Si en septiembre de 2023 ya había dejado el listón alto, esta vez lo ha pulverizado. El show no es solo más grande, sino más medido, más narrativo y más físico. Rauw podría conformarse con ser el chico guapo del reggaetón, pero no le interesa ese papel. No sufre el síndrome del guapo, ese mal común entre cantantes que se saben deseables y se acomodan en eso. Él no vive del plano bonito ni del hit reciclado. Baila, no se deja ni una nota, se parte el lomo y se nota que ha ensayado hasta la última transición. Construye una dramaturgia entera para que no solo te presentes en el Movistar Arena a mover el culo un rato, sino que entres de lleno en el relato que ha hilado al milímetro. Y eso, en un panorama saturado de automatismos, playbacks y voice overs, se agradece.

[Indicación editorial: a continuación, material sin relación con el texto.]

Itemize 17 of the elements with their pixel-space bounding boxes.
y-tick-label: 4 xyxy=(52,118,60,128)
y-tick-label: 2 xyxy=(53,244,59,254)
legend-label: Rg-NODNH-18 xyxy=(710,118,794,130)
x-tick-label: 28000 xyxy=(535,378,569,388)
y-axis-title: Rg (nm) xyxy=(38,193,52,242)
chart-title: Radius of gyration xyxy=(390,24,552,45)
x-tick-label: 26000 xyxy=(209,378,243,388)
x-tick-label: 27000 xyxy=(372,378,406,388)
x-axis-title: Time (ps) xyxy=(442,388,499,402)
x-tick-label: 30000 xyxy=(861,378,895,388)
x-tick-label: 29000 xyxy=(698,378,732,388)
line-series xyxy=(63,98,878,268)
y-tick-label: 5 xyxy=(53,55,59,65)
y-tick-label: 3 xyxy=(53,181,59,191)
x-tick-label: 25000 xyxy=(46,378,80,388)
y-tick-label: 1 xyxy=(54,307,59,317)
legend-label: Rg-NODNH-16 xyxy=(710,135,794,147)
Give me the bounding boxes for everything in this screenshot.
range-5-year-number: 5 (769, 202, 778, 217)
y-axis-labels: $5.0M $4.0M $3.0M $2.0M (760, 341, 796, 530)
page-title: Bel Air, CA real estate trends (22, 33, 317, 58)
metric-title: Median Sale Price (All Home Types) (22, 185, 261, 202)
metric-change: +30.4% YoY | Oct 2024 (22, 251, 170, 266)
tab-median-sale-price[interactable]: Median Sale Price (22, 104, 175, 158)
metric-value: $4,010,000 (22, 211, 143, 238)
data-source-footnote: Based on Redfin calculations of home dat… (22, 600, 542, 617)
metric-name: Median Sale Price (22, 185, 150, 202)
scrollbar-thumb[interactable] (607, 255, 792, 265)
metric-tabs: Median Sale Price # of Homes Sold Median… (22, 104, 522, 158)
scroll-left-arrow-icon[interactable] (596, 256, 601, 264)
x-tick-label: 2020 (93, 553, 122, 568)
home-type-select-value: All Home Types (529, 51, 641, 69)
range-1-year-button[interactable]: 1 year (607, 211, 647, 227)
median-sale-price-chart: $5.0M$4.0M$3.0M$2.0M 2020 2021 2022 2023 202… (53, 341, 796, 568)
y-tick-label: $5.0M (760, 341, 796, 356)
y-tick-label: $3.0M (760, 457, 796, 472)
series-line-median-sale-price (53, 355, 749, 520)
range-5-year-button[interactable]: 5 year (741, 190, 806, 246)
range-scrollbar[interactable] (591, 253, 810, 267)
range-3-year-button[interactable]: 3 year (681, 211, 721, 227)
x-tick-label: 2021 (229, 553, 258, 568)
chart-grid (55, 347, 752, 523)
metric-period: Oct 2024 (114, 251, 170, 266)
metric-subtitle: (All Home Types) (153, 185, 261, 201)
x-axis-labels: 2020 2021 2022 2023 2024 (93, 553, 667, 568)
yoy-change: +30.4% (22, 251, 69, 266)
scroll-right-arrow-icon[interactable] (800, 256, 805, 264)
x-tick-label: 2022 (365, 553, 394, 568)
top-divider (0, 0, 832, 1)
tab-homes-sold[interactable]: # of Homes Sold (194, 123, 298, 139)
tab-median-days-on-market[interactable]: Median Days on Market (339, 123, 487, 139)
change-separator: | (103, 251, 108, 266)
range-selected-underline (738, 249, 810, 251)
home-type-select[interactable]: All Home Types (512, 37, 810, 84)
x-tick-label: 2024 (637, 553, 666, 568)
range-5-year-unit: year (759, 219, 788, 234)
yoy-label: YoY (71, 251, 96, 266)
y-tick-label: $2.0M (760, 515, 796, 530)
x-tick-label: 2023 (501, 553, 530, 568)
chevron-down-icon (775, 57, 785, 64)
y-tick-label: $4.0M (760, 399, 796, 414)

Hubo muchos guiños a las mujeres. A veces, demasiados. Entre frases tipo “¿dónde están las solteras?” o “¿dónde están las mujeres guapas?” y planos de chicas del público emocionadas, hubo momentos que rozaban cierta condescendencia. No era empalagoso, era más bien ese tono tibio que, sin querer, puede sonar a lo contrario de lo que pretende: más cercano al cliché que al homenaje. Pero entre esos movimientos, la entrega física y ese cuerpo impecablemente controlado, a Rauw se le perdona casi todo. 
En definitiva: el Cosa nostra tour no es para ir y grabar cuatro stories. Es para meterse de lleno en la narrativa que Rauw, junto a su equipo, han elaborado de manera muy cuidada, cinematográfica y milimetrada. Como si Baz Luhrmann y Tego Calderón hubieran escrito un musical juntos. Y sí, vale cada euro.